Blocking Vibrio cholerae-mediated hemagglutination with short peptide antagonists

Abstract

Many bacteria use repeats-in-toxin (RTX) adhesins to mediate binding to host cells and facilitate subsequent colonisation and infection by forming biofilms. Vibrio cholerae, the causative agent of cholera, uses a 230-kDa RTX adhesin, FrhA, to facilitate intestinal colonization. FrhA also mediates hemagglutination of red-blood cells (erythrocytes). Here we have demonstrated that the hemagglutination capability of FrhA is localized to a ~ 20-kDa domain near its C terminus. Bioinformatic analyses indicated this erythrocyte-binding domain (VcEBD) is 65% identical to a peptide-binding module found in the 1.5-MDa ice-binding RTX adhesin that helps its Antarctic bacterium, Marinomonas primoryensis, form symbiotic biofilms with diatoms on the underside of sea ice.
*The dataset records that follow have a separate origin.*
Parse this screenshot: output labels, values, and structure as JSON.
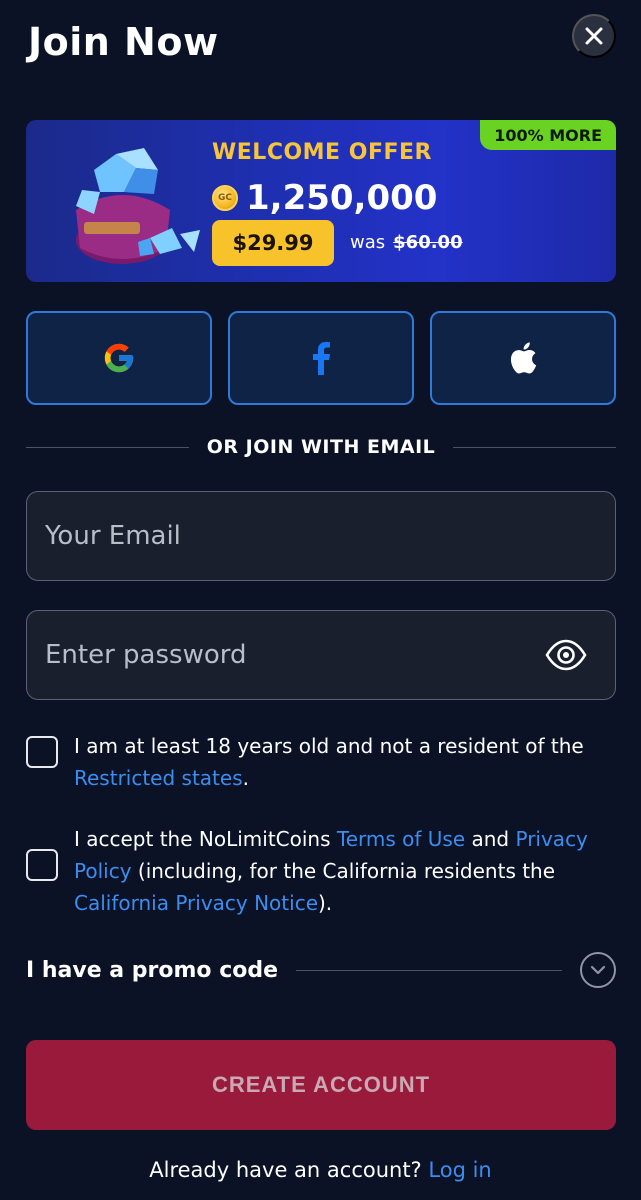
{
  "header": {
    "title": "Join Now"
  },
  "offer": {
    "badge": "100% MORE",
    "title": "WELCOME OFFER",
    "coin_label": "GC",
    "amount": "1,250,000",
    "price": "$29.99",
    "was_label": "was",
    "old_price": "$60.00"
  },
  "social": {
    "google_icon": "google-icon",
    "facebook_icon": "facebook-icon",
    "apple_icon": "apple-icon"
  },
  "divider": {
    "text": "OR JOIN WITH EMAIL"
  },
  "email": {
    "placeholder": "Your Email",
    "value": ""
  },
  "password": {
    "placeholder": "Enter password",
    "value": ""
  },
  "checkbox_age": {
    "text_before": "I am at least 18 years old and not a resident of the ",
    "link": "Restricted states",
    "text_after": "."
  },
  "checkbox_terms": {
    "text1": "I accept the NoLimitCoins ",
    "link_terms": "Terms of Use",
    "text2": " and ",
    "link_privacy": "Privacy Policy",
    "text3": " (including, for the California residents the ",
    "link_ca": "California Privacy Notice",
    "text4": ")."
  },
  "promo": {
    "label": "I have a promo code"
  },
  "create_button": {
    "label": "CREATE ACCOUNT"
  },
  "login": {
    "prompt": "Already have an account?",
    "link": "Log in"
  },
  "colors": {
    "background": "#0b1226",
    "accent_link": "#3b8df0",
    "offer_gold": "#f8c43a",
    "cta": "#9a1a3c",
    "badge_green": "#6ad322"
  }
}
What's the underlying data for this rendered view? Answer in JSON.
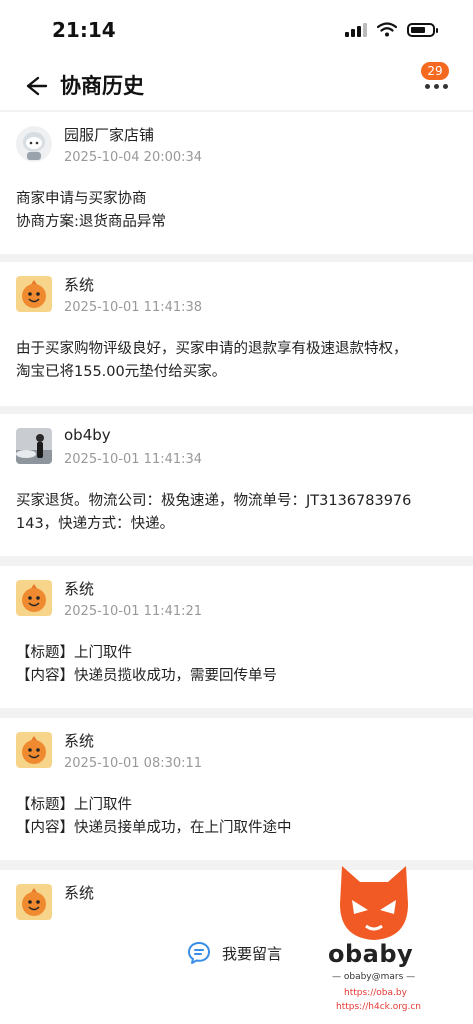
{
  "status_bar": {
    "time": "21:14"
  },
  "nav": {
    "title": "协商历史",
    "badge": "29"
  },
  "messages": [
    {
      "name": "园服厂家店铺",
      "timestamp": "2025-10-04 20:00:34",
      "lines": [
        "商家申请与买家协商",
        "协商方案:退货商品异常"
      ]
    },
    {
      "name": "系统",
      "timestamp": "2025-10-01 11:41:38",
      "lines": [
        "由于买家购物评级良好，买家申请的退款享有极速退款特权，",
        "淘宝已将155.00元垫付给买家。"
      ]
    },
    {
      "name": "ob4by",
      "timestamp": "2025-10-01 11:41:34",
      "lines": [
        "买家退货。物流公司：极兔速递，物流单号：JT3136783976",
        "143，快递方式：快递。"
      ]
    },
    {
      "name": "系统",
      "timestamp": "2025-10-01 11:41:21",
      "lines": [
        "【标题】上门取件",
        "【内容】快递员揽收成功，需要回传单号"
      ]
    },
    {
      "name": "系统",
      "timestamp": "2025-10-01 08:30:11",
      "lines": [
        "【标题】上门取件",
        "【内容】快递员接单成功，在上门取件途中"
      ]
    },
    {
      "name": "系统"
    }
  ],
  "footer": {
    "leave_message": "我要留言"
  },
  "watermark": {
    "brand": "obaby",
    "tag": "— obaby@mars —",
    "url1": "https://oba.by",
    "url2": "https://h4ck.org.cn"
  }
}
This suggested that the FrhA binds V. cholerae to proteins present on the cell surface of erythrocytes. X-ray crystallography revealed that VcEBD has an oblong β-sandwich fold with a shallow, Ca²⁺-dependent ligand-binding cavity that can anchor a peptidyl ligand with a free terminal carboxyl group. Using a structure-guided approach, we screened a small library of ~ 60 short peptides and optimized the affinity of VcEBD’s peptidyl ligands by roughly 1,000-fold. Importantly, the high-affinity ligands are effective at blocking V. cholerae from binding to erythrocytes at nano-molar concentrations. Structures of VcEBD in complex with three different peptides further elucidated the molecular basis for their interactions, which sets the stage for the development of ligand-based antagonists that may help disrupt V. cholerae interaction with intestinal cells to prevent or treat cholera. With the spread of antibiotic-resistant pathogenic bacteria, this work sheds light on an anti-adhesion approach for combating bacterial infections without the excessive use of antibiotics.